In some instances, clients are requesting extended payment terms from their consultants and some have elected to take on more risk and construction manage projects themselves to reduce costs, only later to find themselves embroiled in disputes and higher costs resulting from a collective failure in performance. These are all real situations, based on real conversations with clients, investors, consultants and contractors.
So, the signs are pointing towards the money not flowing at quite the same rate as a few years ago as values come under pressure and Central banks reign in and taper QE, while governments squeeze margins by increasing taxes, levies and regulation. As a result, businesses have more unsold and un-let products on the market and leverage and solvency risks throughout the supply chain are increasing as the industry struggles to create value in this stage of the cycle.
If 2017 was the year that the UK property and construction sector enjoyed the placebo effect of a Brexit induced market devaluation, then 2018 is the year where businesses need to keep an eye on good old-fashioned management of their cash to protect themselves against this greater volatility. International capital from Asia may offer a source of life support during our Brexit interregnum.

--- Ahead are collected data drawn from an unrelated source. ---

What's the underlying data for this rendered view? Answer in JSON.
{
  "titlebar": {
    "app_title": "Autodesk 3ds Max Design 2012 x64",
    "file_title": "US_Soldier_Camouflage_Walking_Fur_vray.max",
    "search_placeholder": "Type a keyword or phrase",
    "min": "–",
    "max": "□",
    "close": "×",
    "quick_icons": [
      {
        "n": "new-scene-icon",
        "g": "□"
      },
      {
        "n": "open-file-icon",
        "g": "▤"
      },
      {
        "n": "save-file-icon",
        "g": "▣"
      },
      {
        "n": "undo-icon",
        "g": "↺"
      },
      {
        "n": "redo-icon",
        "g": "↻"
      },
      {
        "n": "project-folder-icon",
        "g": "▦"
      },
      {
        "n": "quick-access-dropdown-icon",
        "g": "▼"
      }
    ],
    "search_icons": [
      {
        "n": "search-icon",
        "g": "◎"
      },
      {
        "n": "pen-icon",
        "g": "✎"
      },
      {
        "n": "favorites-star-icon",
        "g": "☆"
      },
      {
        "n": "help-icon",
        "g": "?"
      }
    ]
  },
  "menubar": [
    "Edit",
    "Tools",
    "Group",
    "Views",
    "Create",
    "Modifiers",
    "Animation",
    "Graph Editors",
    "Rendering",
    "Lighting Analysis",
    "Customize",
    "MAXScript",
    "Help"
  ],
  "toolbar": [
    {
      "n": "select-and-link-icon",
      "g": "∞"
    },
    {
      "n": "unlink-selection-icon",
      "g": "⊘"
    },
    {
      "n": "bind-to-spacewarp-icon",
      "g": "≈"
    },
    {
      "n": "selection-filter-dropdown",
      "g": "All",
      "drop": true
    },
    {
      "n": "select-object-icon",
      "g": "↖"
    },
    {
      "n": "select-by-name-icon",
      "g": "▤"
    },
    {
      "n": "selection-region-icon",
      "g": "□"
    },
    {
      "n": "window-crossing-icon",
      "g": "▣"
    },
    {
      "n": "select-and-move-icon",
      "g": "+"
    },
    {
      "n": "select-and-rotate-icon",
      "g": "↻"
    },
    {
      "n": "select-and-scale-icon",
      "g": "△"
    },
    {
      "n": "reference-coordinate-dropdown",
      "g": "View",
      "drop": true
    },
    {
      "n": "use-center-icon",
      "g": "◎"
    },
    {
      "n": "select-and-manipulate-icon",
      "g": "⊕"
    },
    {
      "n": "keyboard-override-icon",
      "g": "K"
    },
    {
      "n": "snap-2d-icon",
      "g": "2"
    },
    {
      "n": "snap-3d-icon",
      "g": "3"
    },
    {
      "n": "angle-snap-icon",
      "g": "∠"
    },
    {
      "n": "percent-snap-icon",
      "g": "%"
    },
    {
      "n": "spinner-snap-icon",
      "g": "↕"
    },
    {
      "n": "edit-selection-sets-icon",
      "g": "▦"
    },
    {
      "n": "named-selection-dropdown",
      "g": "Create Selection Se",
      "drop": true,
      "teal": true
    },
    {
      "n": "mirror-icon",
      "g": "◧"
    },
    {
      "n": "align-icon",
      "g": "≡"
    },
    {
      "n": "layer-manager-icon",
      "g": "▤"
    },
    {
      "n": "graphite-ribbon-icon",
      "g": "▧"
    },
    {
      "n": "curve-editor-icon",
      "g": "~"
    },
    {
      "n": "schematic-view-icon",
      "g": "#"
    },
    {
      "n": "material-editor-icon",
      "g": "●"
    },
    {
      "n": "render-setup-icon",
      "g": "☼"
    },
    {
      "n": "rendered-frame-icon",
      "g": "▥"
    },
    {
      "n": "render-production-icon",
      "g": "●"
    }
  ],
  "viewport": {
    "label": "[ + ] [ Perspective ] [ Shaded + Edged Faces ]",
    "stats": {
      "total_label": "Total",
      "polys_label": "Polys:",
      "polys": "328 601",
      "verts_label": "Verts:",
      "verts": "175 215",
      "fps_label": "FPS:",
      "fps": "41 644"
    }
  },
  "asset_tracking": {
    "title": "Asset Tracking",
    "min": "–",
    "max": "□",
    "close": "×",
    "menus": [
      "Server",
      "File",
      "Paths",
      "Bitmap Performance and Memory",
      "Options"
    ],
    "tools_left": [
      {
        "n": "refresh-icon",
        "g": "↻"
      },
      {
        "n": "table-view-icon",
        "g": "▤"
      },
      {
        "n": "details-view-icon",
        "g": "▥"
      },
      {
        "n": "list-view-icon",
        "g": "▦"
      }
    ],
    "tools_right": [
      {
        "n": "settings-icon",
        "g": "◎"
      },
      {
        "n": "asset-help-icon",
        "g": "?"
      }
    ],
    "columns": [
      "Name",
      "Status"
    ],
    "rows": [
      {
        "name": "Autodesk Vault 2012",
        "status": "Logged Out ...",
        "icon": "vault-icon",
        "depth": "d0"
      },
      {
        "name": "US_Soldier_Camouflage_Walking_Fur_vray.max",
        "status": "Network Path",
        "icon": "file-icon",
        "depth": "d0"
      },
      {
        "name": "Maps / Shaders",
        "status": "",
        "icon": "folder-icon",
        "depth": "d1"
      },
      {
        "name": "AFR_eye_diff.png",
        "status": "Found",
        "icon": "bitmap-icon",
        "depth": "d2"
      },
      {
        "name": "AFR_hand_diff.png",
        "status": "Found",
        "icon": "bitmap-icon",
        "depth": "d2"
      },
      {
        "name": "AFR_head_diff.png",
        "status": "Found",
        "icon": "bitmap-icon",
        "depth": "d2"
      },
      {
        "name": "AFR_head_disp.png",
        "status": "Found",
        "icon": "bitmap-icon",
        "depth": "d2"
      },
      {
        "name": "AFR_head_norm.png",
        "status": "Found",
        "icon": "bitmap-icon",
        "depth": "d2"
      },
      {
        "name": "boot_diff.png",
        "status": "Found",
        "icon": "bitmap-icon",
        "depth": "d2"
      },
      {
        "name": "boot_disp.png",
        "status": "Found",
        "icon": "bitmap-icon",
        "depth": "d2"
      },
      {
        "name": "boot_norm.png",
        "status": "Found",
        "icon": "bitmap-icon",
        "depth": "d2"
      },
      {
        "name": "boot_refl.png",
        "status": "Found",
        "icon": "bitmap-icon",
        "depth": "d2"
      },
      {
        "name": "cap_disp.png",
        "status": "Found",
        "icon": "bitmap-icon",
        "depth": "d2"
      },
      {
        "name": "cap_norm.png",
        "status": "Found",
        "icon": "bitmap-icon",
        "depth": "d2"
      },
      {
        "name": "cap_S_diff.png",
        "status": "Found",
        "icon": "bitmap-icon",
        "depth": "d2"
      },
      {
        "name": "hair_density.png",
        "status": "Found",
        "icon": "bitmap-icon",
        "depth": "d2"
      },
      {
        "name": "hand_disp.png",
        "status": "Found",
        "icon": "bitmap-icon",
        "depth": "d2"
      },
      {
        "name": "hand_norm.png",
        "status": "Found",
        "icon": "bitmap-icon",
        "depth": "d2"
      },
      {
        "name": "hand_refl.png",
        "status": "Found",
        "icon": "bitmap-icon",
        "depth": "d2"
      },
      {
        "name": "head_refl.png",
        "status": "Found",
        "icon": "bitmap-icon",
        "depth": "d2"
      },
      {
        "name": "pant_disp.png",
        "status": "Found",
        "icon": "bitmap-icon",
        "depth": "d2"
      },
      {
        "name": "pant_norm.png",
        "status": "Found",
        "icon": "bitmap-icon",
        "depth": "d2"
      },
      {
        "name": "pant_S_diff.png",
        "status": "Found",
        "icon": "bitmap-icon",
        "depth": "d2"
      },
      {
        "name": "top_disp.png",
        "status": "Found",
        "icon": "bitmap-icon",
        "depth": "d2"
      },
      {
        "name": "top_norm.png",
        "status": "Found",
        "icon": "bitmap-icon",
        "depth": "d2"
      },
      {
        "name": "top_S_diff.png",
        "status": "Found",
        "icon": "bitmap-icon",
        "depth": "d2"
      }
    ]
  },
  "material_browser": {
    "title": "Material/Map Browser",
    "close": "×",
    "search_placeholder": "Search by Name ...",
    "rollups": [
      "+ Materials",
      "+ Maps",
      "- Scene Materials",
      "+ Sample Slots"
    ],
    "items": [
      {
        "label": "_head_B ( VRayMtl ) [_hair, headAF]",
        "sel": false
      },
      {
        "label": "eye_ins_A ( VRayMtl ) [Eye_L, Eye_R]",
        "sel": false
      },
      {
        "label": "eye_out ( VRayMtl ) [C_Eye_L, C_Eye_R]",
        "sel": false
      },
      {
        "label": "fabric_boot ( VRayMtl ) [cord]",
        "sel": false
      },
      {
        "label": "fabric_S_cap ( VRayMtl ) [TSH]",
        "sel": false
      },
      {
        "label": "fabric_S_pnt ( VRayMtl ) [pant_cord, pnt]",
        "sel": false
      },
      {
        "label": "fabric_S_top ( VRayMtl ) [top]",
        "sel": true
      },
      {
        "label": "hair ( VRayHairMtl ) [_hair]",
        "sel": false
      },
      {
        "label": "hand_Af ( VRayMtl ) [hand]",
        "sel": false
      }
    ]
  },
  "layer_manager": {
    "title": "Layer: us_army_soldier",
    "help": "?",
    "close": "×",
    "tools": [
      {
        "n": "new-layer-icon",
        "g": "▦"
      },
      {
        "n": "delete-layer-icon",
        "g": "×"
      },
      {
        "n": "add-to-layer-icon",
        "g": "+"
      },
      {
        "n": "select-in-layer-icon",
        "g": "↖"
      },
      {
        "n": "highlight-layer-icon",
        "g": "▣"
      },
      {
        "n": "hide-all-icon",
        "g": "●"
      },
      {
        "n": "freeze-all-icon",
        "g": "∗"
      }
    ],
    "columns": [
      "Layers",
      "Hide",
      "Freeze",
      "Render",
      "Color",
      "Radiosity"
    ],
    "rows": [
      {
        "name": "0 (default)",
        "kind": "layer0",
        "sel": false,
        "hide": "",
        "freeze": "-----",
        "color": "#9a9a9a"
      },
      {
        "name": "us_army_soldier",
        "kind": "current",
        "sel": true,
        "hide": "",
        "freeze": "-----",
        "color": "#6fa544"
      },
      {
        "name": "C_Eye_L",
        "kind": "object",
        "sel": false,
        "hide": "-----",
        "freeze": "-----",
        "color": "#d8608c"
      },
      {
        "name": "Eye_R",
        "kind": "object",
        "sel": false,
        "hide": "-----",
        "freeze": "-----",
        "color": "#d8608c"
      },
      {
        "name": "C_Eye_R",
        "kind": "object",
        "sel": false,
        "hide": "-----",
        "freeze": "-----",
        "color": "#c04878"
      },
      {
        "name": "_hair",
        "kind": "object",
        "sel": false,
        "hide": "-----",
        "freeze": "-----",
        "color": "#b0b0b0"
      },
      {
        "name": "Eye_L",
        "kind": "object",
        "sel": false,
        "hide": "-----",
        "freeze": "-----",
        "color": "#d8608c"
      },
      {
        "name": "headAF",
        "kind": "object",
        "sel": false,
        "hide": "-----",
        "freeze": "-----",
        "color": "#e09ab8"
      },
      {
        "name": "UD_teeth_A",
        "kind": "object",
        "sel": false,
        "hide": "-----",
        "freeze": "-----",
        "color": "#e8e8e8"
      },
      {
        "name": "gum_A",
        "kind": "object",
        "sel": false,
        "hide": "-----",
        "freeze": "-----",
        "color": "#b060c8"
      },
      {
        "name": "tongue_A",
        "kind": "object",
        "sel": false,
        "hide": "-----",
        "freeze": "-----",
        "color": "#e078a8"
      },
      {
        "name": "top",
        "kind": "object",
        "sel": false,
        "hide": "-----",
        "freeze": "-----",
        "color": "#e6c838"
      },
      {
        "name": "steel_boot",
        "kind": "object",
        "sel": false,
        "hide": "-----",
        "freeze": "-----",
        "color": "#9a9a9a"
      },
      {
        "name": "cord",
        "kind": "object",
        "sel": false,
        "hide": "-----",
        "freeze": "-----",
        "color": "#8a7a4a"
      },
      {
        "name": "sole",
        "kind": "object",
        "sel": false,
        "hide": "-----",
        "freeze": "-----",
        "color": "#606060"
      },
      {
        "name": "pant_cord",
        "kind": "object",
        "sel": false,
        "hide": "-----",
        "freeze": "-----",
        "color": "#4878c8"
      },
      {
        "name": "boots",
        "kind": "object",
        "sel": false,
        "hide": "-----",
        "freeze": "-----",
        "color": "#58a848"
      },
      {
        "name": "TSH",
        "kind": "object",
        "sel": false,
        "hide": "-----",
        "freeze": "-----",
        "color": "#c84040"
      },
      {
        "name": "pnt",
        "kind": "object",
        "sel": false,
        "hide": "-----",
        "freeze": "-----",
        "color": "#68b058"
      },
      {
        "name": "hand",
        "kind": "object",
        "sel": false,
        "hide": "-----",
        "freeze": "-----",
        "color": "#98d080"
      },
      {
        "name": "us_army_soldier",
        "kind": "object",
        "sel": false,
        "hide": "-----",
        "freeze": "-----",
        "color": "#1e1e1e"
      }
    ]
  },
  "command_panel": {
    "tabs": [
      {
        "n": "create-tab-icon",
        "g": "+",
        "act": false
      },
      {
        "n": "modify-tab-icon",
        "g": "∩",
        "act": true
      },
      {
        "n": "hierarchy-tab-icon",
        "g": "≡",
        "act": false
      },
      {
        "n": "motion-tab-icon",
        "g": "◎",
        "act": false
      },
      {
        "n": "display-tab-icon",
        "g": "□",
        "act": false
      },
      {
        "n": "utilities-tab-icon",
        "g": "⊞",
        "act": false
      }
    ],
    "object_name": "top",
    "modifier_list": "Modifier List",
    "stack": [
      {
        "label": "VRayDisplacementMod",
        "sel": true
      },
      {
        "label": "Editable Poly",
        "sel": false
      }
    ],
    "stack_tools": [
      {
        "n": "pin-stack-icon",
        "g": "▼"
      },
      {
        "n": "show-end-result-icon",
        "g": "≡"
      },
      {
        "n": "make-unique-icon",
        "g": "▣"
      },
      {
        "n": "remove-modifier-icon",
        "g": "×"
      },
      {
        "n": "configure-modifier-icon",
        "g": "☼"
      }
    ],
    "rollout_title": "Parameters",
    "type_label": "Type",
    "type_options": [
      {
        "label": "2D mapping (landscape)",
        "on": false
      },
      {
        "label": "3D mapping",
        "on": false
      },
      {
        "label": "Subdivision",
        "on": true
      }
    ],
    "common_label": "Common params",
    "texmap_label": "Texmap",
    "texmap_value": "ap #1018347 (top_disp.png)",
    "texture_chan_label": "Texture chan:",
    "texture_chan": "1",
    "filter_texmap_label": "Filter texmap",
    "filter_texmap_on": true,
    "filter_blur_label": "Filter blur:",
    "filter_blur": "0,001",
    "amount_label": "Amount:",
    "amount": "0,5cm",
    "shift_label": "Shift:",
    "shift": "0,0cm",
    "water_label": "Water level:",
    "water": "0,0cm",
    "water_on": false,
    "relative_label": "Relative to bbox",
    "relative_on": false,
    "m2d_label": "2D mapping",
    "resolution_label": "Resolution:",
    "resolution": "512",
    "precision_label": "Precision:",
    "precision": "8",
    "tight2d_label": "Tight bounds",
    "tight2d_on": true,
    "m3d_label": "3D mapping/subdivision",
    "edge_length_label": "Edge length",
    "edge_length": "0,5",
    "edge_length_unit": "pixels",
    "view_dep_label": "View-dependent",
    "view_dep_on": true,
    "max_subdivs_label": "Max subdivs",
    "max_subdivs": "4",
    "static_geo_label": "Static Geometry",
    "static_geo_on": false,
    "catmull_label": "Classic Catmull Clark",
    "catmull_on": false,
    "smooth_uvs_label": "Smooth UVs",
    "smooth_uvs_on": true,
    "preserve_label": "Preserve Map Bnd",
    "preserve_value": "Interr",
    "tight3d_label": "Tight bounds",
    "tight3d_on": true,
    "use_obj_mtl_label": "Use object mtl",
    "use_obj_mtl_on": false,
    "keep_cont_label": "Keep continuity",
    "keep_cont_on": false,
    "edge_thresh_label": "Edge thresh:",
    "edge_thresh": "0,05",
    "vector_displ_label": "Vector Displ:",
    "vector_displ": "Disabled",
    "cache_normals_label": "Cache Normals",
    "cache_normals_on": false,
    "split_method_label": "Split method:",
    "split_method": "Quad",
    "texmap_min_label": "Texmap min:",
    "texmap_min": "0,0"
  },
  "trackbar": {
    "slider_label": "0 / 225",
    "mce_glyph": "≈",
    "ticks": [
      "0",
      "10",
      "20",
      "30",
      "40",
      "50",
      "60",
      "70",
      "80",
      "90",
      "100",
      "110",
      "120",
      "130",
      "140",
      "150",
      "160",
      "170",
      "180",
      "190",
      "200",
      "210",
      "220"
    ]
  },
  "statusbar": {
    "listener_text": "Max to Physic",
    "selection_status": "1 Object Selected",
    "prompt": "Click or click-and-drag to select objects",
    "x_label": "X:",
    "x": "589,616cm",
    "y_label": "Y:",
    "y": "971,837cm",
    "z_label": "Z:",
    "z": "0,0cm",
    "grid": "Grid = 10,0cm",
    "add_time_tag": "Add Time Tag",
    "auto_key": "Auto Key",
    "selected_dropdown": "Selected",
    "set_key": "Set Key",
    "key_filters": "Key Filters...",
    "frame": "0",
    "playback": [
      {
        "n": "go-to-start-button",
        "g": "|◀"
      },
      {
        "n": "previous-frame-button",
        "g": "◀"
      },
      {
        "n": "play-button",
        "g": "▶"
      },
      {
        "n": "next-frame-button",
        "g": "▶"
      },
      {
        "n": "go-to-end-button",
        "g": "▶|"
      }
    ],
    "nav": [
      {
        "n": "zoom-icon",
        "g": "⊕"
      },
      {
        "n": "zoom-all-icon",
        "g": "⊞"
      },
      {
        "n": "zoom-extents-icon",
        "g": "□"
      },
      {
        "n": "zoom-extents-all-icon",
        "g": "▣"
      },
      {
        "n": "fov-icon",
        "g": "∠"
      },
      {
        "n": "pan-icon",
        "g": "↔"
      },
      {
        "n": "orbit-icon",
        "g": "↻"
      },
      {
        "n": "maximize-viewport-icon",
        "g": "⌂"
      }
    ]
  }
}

In the aftermath of Carillion, the operating environment is changed and there is a need to restore trust and transparency in the commercial and contracting arrangements throughout the property and construction deal map and the measures below could might benefit all parties moving forward:
1. Introduction of greater payment transparency – now could be the moment for Project Bank accounts to be enshrined in UK construction contracts. Anyone involved in managing the fall out from a contractor insolvency will identify with the pain of subcontractors and suppliers who suffer to recover potential ruinous debts, or our clients who must pay twice for the same building work to keep a job running.
2. Avoid over specifying your product given current market uncertainty – maintain flexibility as far possible. Spend more to get more may not work in the current market.
3. Review financial governance protocols – increased due financial diligence and care in awarding contracts that may be too large for a company’s capability or balance sheet. Check background fundamentals, operating margins, cashflows, levels of debt, level of competition and management churn. Are these stable, rising or falling?
4. Increased rigor over valuation and certification – ensure greater scrutiny is in place in administering on-site / off site valuations, advanced payments and the payment notices.
5. Avoid over reliance on single sectors / cash cows – analyze which sectors will see price growth or price contraction and diversify and find work in markets that are not already perfectly valued.
6. Manage your cash – if it is not in the Bank, then don’t pay out profits.
While we are not in a recession, there is volatility and vulnerability in some areas of the industry caused by over trading and exacerbated by some markets reaching the later stages of their value curve. The recent run on US stocks illustrates how quickly the world can change. Businesses would be well advised to manage their cash reserves in 2018 to protect against the downside. As Warren Buffet famously commented, markets have a habit of revealing those less well protected when the tide turns.